Uma sacada em Bucareste



     Após  uma  semana  longe  de casa, estou agora no aeroporto de Bucareste, pronto para retornar à Inglaterra. Passei os últimos três dias na Romênia, que é um país com uma rica cultura, embora parte dela esteja bastante mal cuidada, pelo que se vê em muitos belos edifícios de sua área central, que estão em péssimo estado de conservação, além de cartazes com publicidade cobrirem muitas fachadas que mereceriam ser vistas. Esse descaso com o patrimônio cultural infelizmente nos é familiar. Em agosto passado estive em Ouro Preto e me surpreendi com o estado precário de algumas igrejas por lá. Isso para não falar no estado dos centros históricos das capitais brasileiras.
     Olhando,  por  aqui,  a  sacada deste edifício, ontem à tarde penso nos muitos equívocos da arquitetura moderna, com sua obsessão pela linha reta e os facílimos blocos quadrados. Claro que as formas e conteúdos devem mudar, mas poucos são os Niemeyers, Frank Lloyd Wrights ou Le Corbusiers. Em virtude de nossa falta de planejamento, preservação do patrimônio do passado e urbanismo de qualidade, é evidente que nossas cidades estão ficando cada vez mais feias. Mas como poderíamos desenvolver grandes projetos coletivos com essa elite vagabunda e ignorante que nos comanda?

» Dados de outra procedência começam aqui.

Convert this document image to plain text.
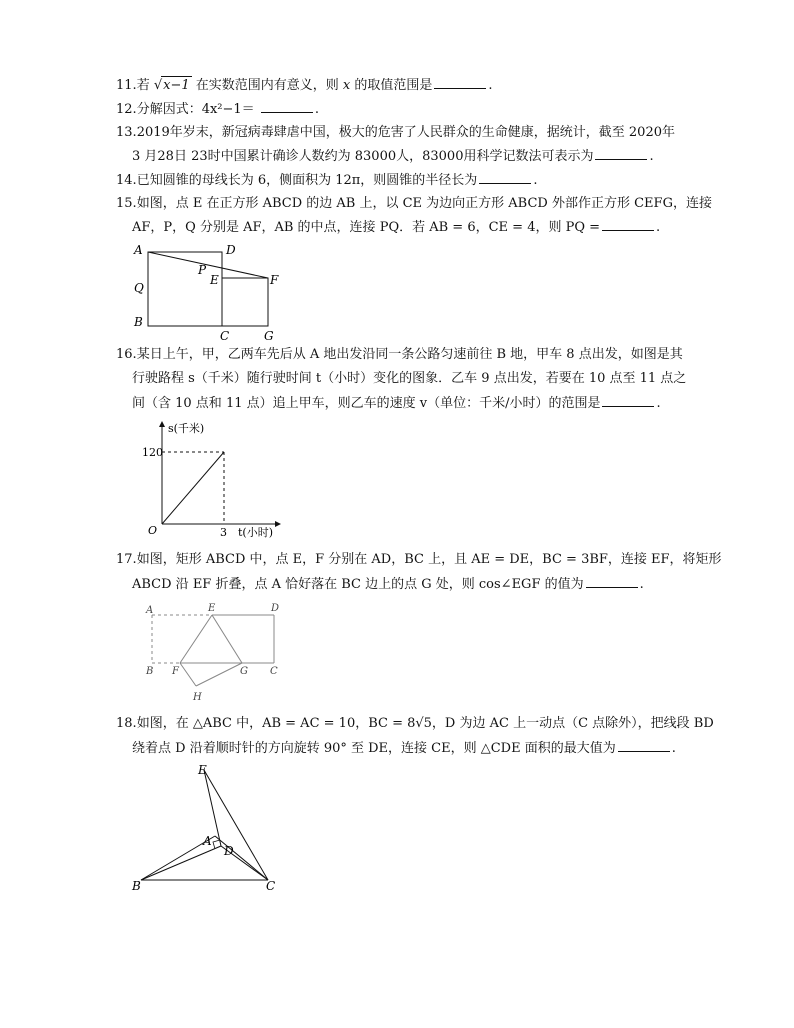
11.若 √x−1 在实数范围内有意义，则 x 的取值范围是	.
12.分解因式：4x²−1＝	.
13.2019年岁末，新冠病毒肆虐中国，极大的危害了人民群众的生命健康，据统计，截至 2020年
3 月28日 23时中国累计确诊人数约为 83000人，83000用科学记数法可表示为	.
14.已知圆锥的母线长为 6，侧面积为 12π，则圆锥的半径长为	.
15.如图，点 E 在正方形 ABCD 的边 AB 上，以 CE 为边向正方形 ABCD 外部作正方形 CEFG，连接
AF，P，Q 分别是 AF，AB 的中点，连接 PQ．若 AB = 6，CE = 4，则 PQ =	.
A	D
P
E	F
Q
B
C	G
16.某日上午，甲，乙两车先后从 A 地出发沿同一条公路匀速前往 B 地，甲车 8 点出发，如图是其
行驶路程 s（千米）随行驶时间 t（小时）变化的图象．乙车 9 点出发，若要在 10 点至 11 点之
间（含 10 点和 11 点）追上甲车，则乙车的速度 v（单位：千米/小时）的范围是	.
s(千米)
120
O	3 t(小时)
17.如图，矩形 ABCD 中，点 E，F 分别在 AD，BC 上，且 AE = DE，BC = 3BF，连接 EF，将矩形
ABCD 沿 EF 折叠，点 A 恰好落在 BC 边上的点 G 处，则 cos∠EGF 的值为	.
A	E	D
B F	G C
H
18.如图，在 △ABC 中，AB = AC = 10，BC = 8√5，D 为边 AC 上一动点（C 点除外），把线段 BD
绕着点 D 沿着顺时针的方向旋转 90° 至 DE，连接 CE，则 △CDE 面积的最大值为	.
E
A
D
B	C
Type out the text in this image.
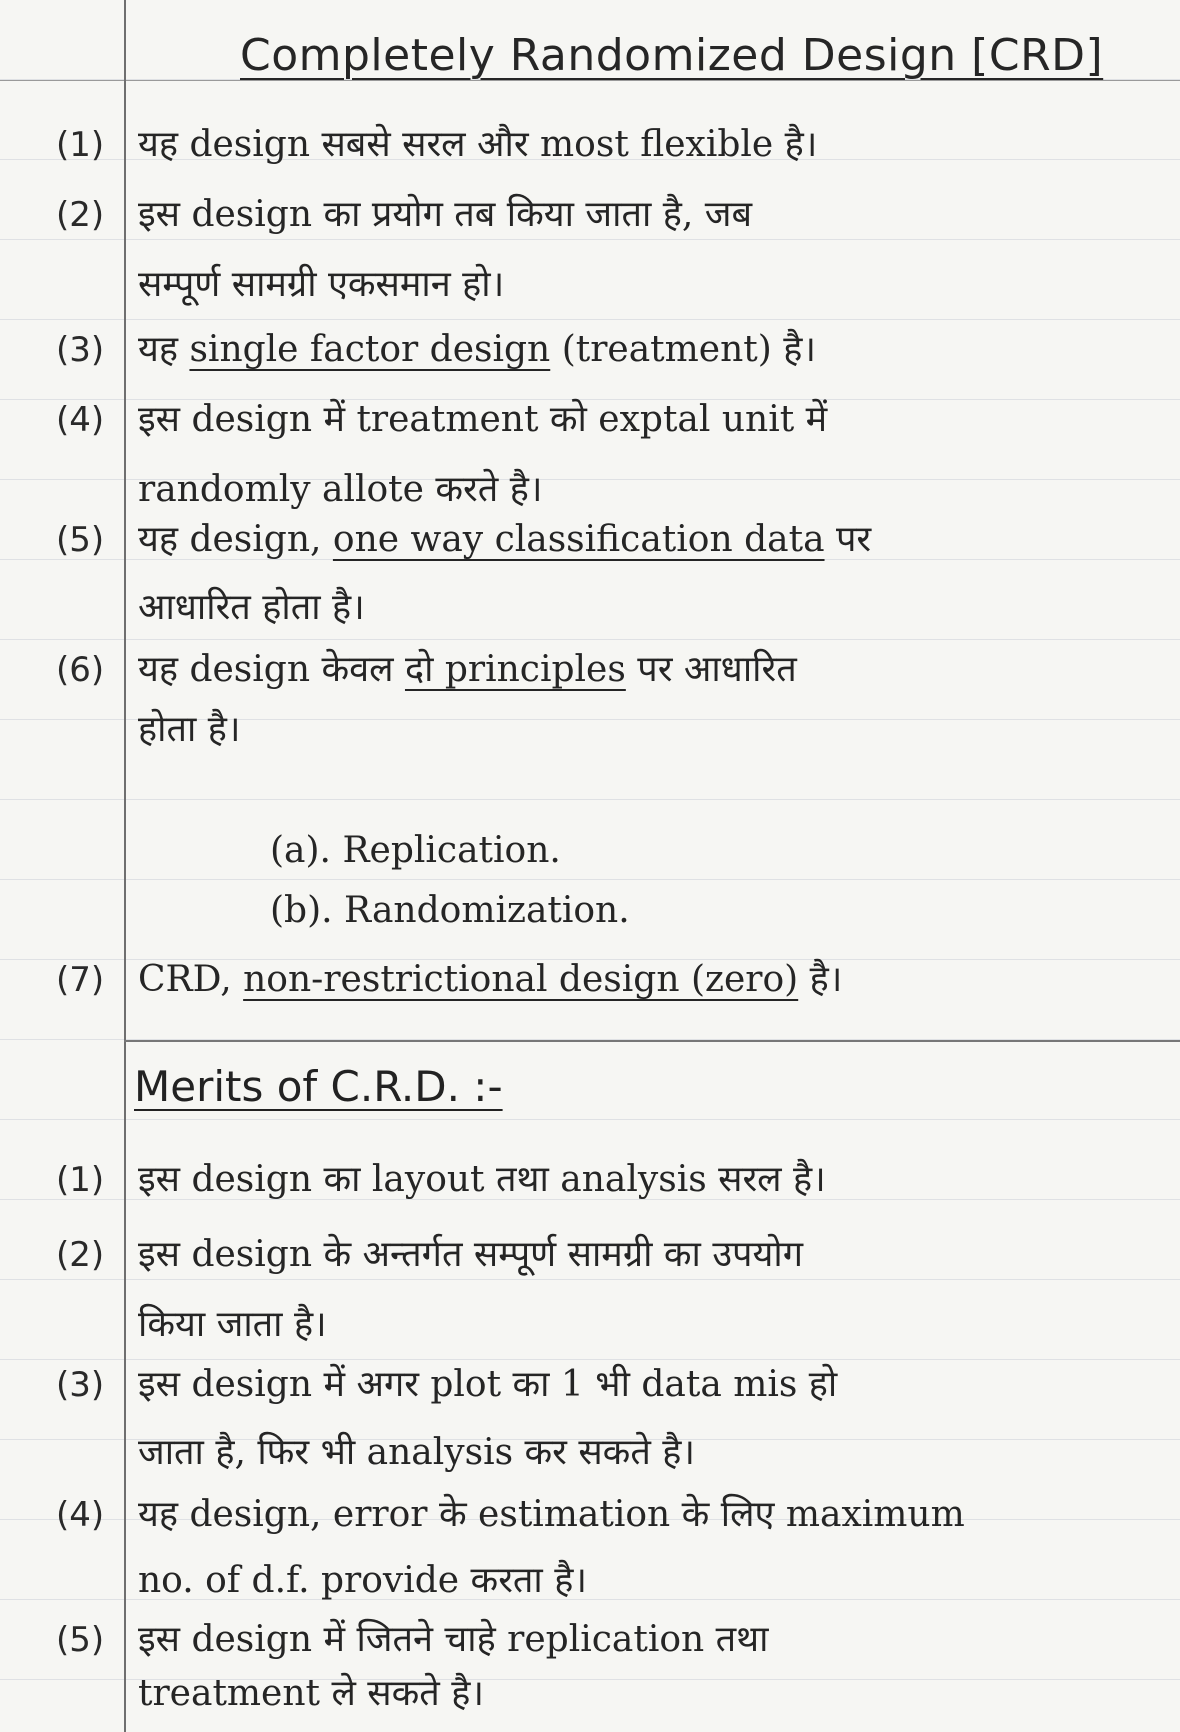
Completely Randomized Design [CRD]
(1) यह design सबसे सरल और most flexible है।
(2) इस design का प्रयोग तब किया जाता है, जब
सम्पूर्ण सामग्री एकसमान हो।
(3) यह single factor design (treatment) है।
(4) इस design में treatment को exptal unit में
randomly allote करते है।
(5) यह design, one way classification data पर
आधारित होता है।
(6) यह design केवल दो principles पर आधारित
होता है।
(a). Replication.
(b). Randomization.
(7) CRD, non-restrictional design (zero) है।
Merits of C.R.D. :-
(1) इस design का layout तथा analysis सरल है।
(2) इस design के अन्तर्गत सम्पूर्ण सामग्री का उपयोग
किया जाता है।
(3) इस design में अगर plot का 1 भी data mis हो
जाता है, फिर भी analysis कर सकते है।
(4) यह design, error के estimation के लिए maximum
no. of d.f. provide करता है।
(5) इस design में जितने चाहे replication तथा
treatment ले सकते है।
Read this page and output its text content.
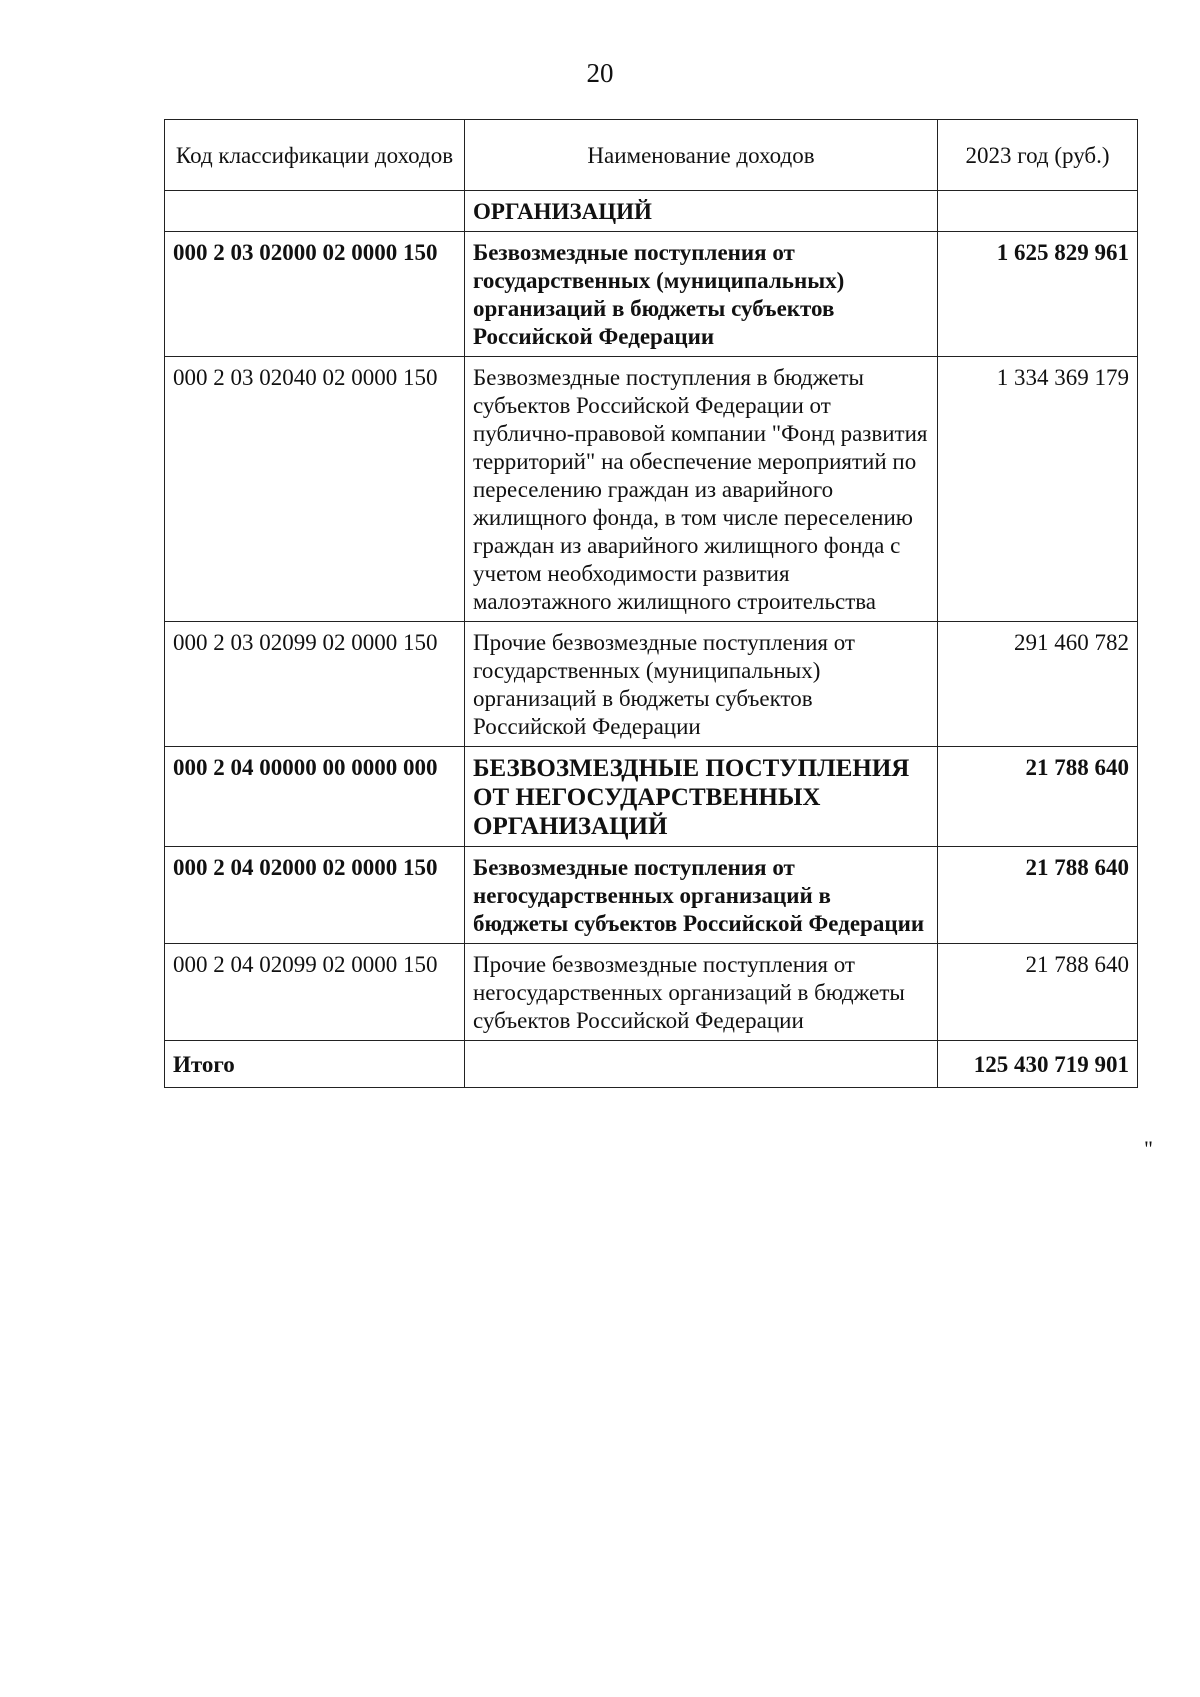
20
Код классификации доходов	Наименование доходов	2023 год (руб.)
	ОРГАНИЗАЦИЙ	
000 2 03 02000 02 0000 150	Безвозмездные поступления от государственных (муниципальных) организаций в бюджеты субъектов Российской Федерации	1 625 829 961
000 2 03 02040 02 0000 150	Безвозмездные поступления в бюджеты субъектов Российской Федерации от публично-правовой компании "Фонд развития территорий" на обеспечение мероприятий по переселению граждан из аварийного жилищного фонда, в том числе переселению граждан из аварийного жилищного фонда с учетом необходимости развития малоэтажного жилищного строительства	1 334 369 179
000 2 03 02099 02 0000 150	Прочие безвозмездные поступления от государственных (муниципальных) организаций в бюджеты субъектов Российской Федерации	291 460 782
000 2 04 00000 00 0000 000	БЕЗВОЗМЕЗДНЫЕ ПОСТУПЛЕНИЯ ОТ НЕГОСУДАРСТВЕННЫХ ОРГАНИЗАЦИЙ	21 788 640
000 2 04 02000 02 0000 150	Безвозмездные поступления от негосударственных организаций в бюджеты субъектов Российской Федерации	21 788 640
000 2 04 02099 02 0000 150	Прочие безвозмездные поступления от негосударственных организаций в бюджеты субъектов Российской Федерации	21 788 640
Итого		125 430 719 901
"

     Como  esta  vida tem sido uma agitação permanente de um lado para outro, vou agora tomar outro avião, dentro do qual prepararei minhas aulas de amanhã na universidade. Com a proximidade do fim do ano e de algumas provas, já estou às voltas com alunos tensos e preocupados. Que esses dias passem logo e que eu possa mais uma vez cruzar o Atlântico para reencontrá-lo no fim do ano.